The majority of parents have already decided to give young children a phone. While I would have been critical of the first parents to buy a child a smartphone, I am less critical now.

It was much more straightforward when only a handful of children had access to these devices, but the balance has tipped, so that decision is much harder for parents.

This is why the collective agreement of parents to hold off buying smartphones, like the initiative in north Dublin, is so important. If we control the number of children who own smartphones, the risk/benefit analysis becomes much more straightforward. If there is no risk of children being left out of social groups, then the decision to hold off on purchasing one is much simpler.

Of course, some will say that parents should not be influenced by the majority, and they may even scoff at the concept of a child missing out on social media interaction.

However, when we consider the social and emotional impact of lockdowns and how the pandemic escalated the integration of technology into children’s lives, the struggle to hold off buying a phone for a child when most of their peers have one is real.

Over-reliant on devices

We coached children throughout the pandemic to communicate through digital platforms and many learned how to interact with their peers using this template, leading to an over-reliance on technology.

In doing so, we may have to concede we have created a generation of ‘lost children’. The 87% of primary school children who currently own smartphones are in this group.
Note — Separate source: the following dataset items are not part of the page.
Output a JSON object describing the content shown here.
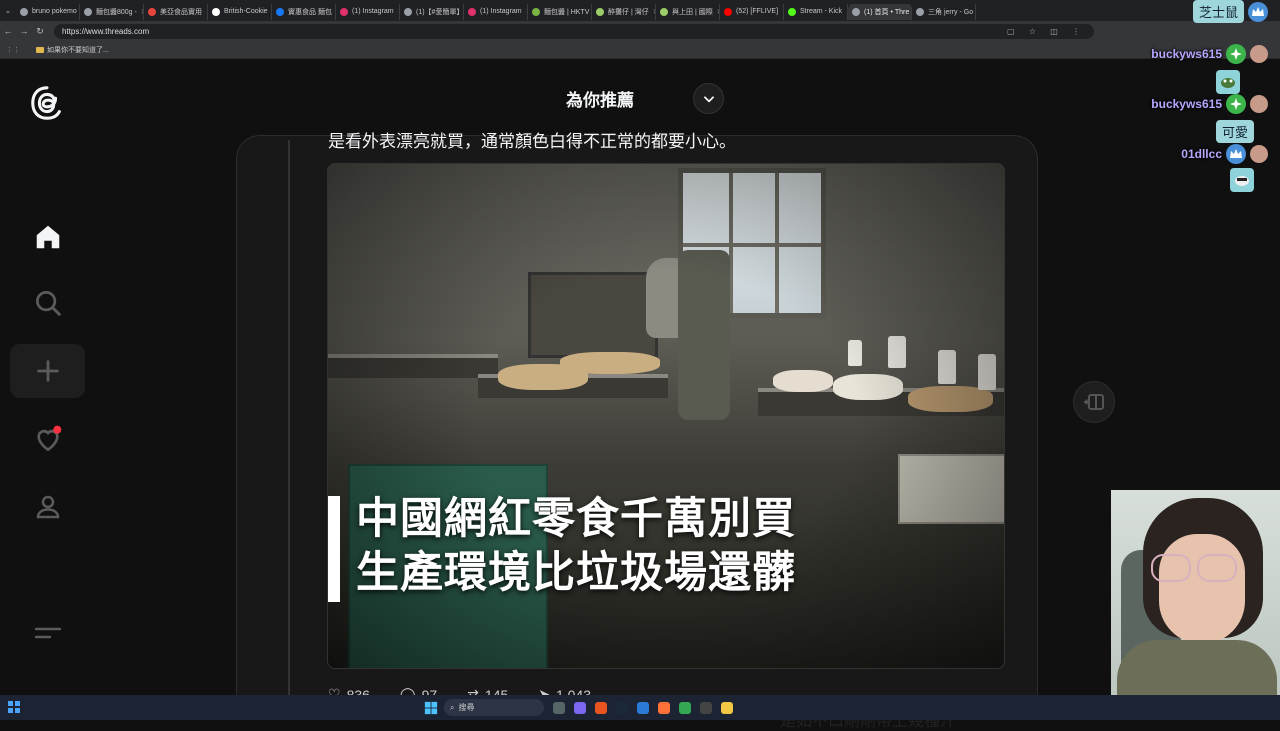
{
  "browser": {
    "tabs": [
      {
        "title": "bruno pokemo",
        "color": "#9aa0a6",
        "active": false
      },
      {
        "title": "麵包醬800g -",
        "color": "#9aa0a6",
        "active": false
      },
      {
        "title": "美亞食品實用",
        "color": "#e8453c",
        "active": false
      },
      {
        "title": "British-Cookie",
        "color": "#ffffff",
        "active": false
      },
      {
        "title": "實惠食品 麵包",
        "color": "#1877f2",
        "active": false
      },
      {
        "title": "(1) Instagram",
        "color": "#e1306c",
        "active": false
      },
      {
        "title": "(1)【#愛簡單】",
        "color": "#9aa0a6",
        "active": false
      },
      {
        "title": "(1) Instagram",
        "color": "#e1306c",
        "active": false
      },
      {
        "title": "麵包醬 | HKTV",
        "color": "#7cb342",
        "active": false
      },
      {
        "title": "醉攤仔 | 灣仔",
        "color": "#9ccc65",
        "active": false
      },
      {
        "title": "與上田 | 國際",
        "color": "#9ccc65",
        "active": false
      },
      {
        "title": "(52) [FFLIVE]",
        "color": "#ff0000",
        "active": false
      },
      {
        "title": "Stream - Kick",
        "color": "#53fc18",
        "active": false
      },
      {
        "title": "(1) 首頁 • Thre",
        "color": "#9aa0a6",
        "active": true
      },
      {
        "title": "三角 jerry - Go",
        "color": "#9aa0a6",
        "active": false
      }
    ],
    "url": "https://www.threads.com",
    "bookmark": "如果你不要知道了..."
  },
  "threads": {
    "feed_title": "為你推薦",
    "post_text": "是看外表漂亮就買，通常顏色白得不正常的都要小心。",
    "image_headline_1": "中國網紅零食千萬別買",
    "image_headline_2": "生產環境比垃圾場還髒",
    "actions": {
      "likes": "836",
      "comments": "97",
      "reposts": "145",
      "shares": "1,043"
    },
    "accent_color": "#ff3040"
  },
  "chat": [
    {
      "name": "",
      "message": "芝士鼠"
    },
    {
      "name": "buckyws615",
      "message": ""
    },
    {
      "name": "buckyws615",
      "message": "可愛"
    },
    {
      "name": "01dllcc",
      "message": ""
    }
  ],
  "taskbar": {
    "search_placeholder": "搜尋"
  },
  "subtitle": "是如不口剛剛帶上幾種汁"
}
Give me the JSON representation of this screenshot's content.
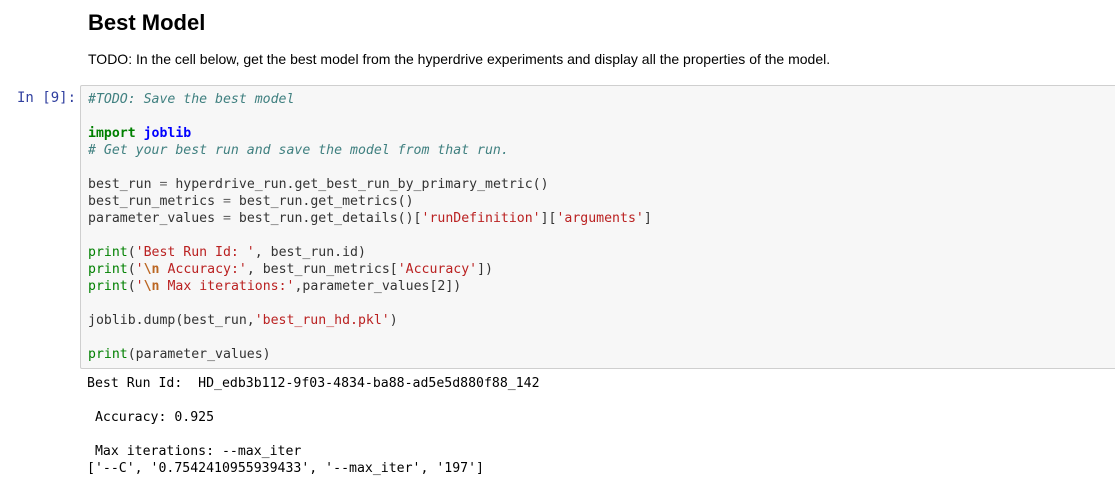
{
  "markdown": {
    "heading": "Best Model",
    "text": "TODO: In the cell below, get the best model from the hyperdrive experiments and display all the properties of the model."
  },
  "cell": {
    "prompt": "In [9]:",
    "code_lines": [
      "#TODO: Save the best model",
      "",
      "import joblib",
      "# Get your best run and save the model from that run.",
      "",
      "best_run = hyperdrive_run.get_best_run_by_primary_metric()",
      "best_run_metrics = best_run.get_metrics()",
      "parameter_values = best_run.get_details()['runDefinition']['arguments']",
      "",
      "print('Best Run Id: ', best_run.id)",
      "print('\\n Accuracy:', best_run_metrics['Accuracy'])",
      "print('\\n Max iterations:',parameter_values[2])",
      "",
      "joblib.dump(best_run,'best_run_hd.pkl')",
      "",
      "print(parameter_values)"
    ],
    "output_lines": [
      "Best Run Id:  HD_edb3b112-9f03-4834-ba88-ad5e5d880f88_142",
      "",
      " Accuracy: 0.925",
      "",
      " Max iterations: --max_iter",
      "['--C', '0.7542410955939433', '--max_iter', '197']"
    ]
  },
  "colors": {
    "prompt": "#303f9f",
    "input_background": "#f7f7f7",
    "input_border": "#cfcfcf",
    "comment": "#408080",
    "keyword": "#008000",
    "string": "#ba2121"
  }
}
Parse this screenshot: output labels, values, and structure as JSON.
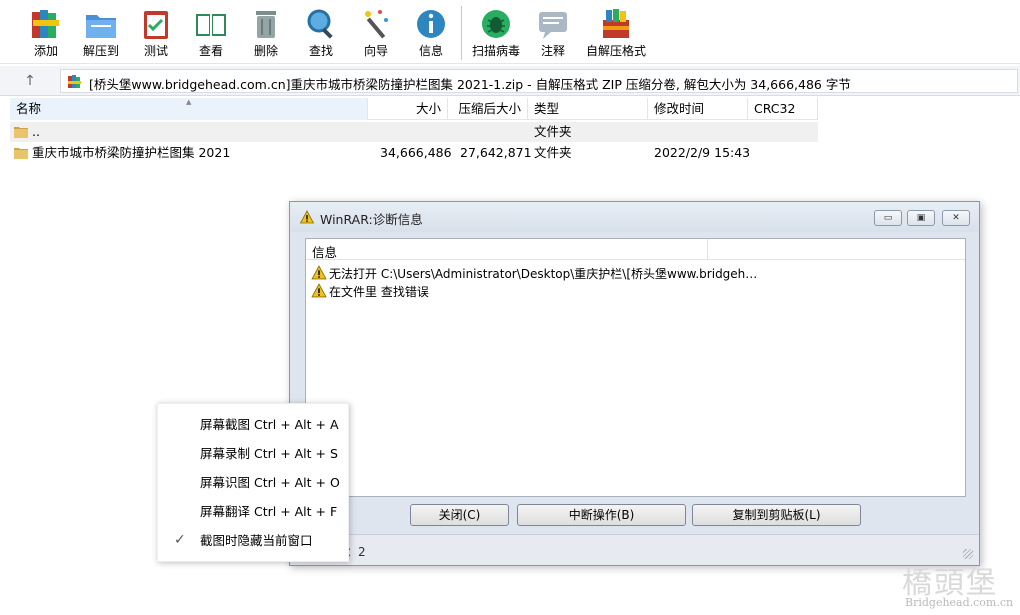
{
  "toolbar": {
    "buttons": [
      {
        "label": "添加",
        "icon": "books-add-icon"
      },
      {
        "label": "解压到",
        "icon": "folder-extract-icon"
      },
      {
        "label": "测试",
        "icon": "clipboard-test-icon"
      },
      {
        "label": "查看",
        "icon": "book-view-icon"
      },
      {
        "label": "删除",
        "icon": "trash-delete-icon"
      },
      {
        "label": "查找",
        "icon": "magnifier-find-icon"
      },
      {
        "label": "向导",
        "icon": "wand-wizard-icon"
      },
      {
        "label": "信息",
        "icon": "info-icon"
      },
      {
        "label": "扫描病毒",
        "icon": "bug-scan-icon"
      },
      {
        "label": "注释",
        "icon": "comment-icon"
      },
      {
        "label": "自解压格式",
        "icon": "sfx-box-icon"
      }
    ]
  },
  "address": {
    "text": "[桥头堡www.bridgehead.com.cn]重庆市城市桥梁防撞护栏图集 2021-1.zip - 自解压格式 ZIP 压缩分卷, 解包大小为 34,666,486 字节"
  },
  "filelist": {
    "columns": [
      "名称",
      "大小",
      "压缩后大小",
      "类型",
      "修改时间",
      "CRC32"
    ],
    "rows": [
      {
        "name": "..",
        "size": "",
        "packed": "",
        "type": "文件夹",
        "modified": "",
        "crc": ""
      },
      {
        "name": "重庆市城市桥梁防撞护栏图集 2021",
        "size": "34,666,486",
        "packed": "27,642,871",
        "type": "文件夹",
        "modified": "2022/2/9 15:43",
        "crc": ""
      }
    ]
  },
  "dialog": {
    "title": "WinRAR:诊断信息",
    "list_header": "信息",
    "messages": [
      "无法打开 C:\\Users\\Administrator\\Desktop\\重庆护栏\\[桥头堡www.bridgeh…",
      "在文件里 查找错误"
    ],
    "buttons": {
      "close": "关闭(C)",
      "abort": "中断操作(B)",
      "copy": "复制到剪贴板(L)"
    },
    "status": "错误总数：2"
  },
  "context_menu": {
    "items": [
      {
        "label": "屏幕截图 Ctrl + Alt + A",
        "checked": false
      },
      {
        "label": "屏幕录制 Ctrl + Alt + S",
        "checked": false
      },
      {
        "label": "屏幕识图 Ctrl + Alt + O",
        "checked": false
      },
      {
        "label": "屏幕翻译 Ctrl + Alt + F",
        "checked": false
      },
      {
        "label": "截图时隐藏当前窗口",
        "checked": true
      }
    ],
    "check_glyph": "✓"
  },
  "watermark": {
    "brand": "橋頭堡",
    "url": "Bridgehead.com.cn"
  },
  "colors": {
    "accent": "#3c7fd8",
    "warning": "#f0c020",
    "folder": "#e8b84a"
  }
}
However, we have a unique opportunity to protect the nine- and 10-year-olds coming through the primary school system who have yet to own a smartphone, so they don’t suffer the same fate.

By limiting the use of social media to communicate, children have no option but to engage in the real world. If you are the only child in fifth class with Snapchat, the platform is useless to you. If you are the only child without Snapchat in fifth class, it’s a different story.

I was initially sceptical of these voluntary codes when Education Minister Foley announced ‘a smartphone ban’ late last year and wondered if the initiative lacked teeth.

I feared the ban would only exist in pockets of affluent areas where parent associations had the means to organise these initiatives, and less-affluent areas would be left behind. But, thankfully, I’ve been proved wrong: My email inbox is packed with parent associations enquiring how best to set up similar voluntary codes around the country. We need a government organisation to take the lead on not buying smartphones in primary schools and offer parents and teachers time and support to implement these initiatives.

School voluntary codes are the start of managing our children’s relationship with smart devices. These initiatives buy us time to delay the unfettered introduction of children to the online world.

What we do with this window of opportunity is crucial.

One area that needs to be addressed is shifting our emphasis from internet safety to media literacy. We should teach children how to be ‘critical friends’ of technology and to use it on their terms, rather than those of tech companies.

In the meantime, a nationwide agreement to hold off buying children smartphones until secondary school would go a long way toward protecting this precious and endangered life phase.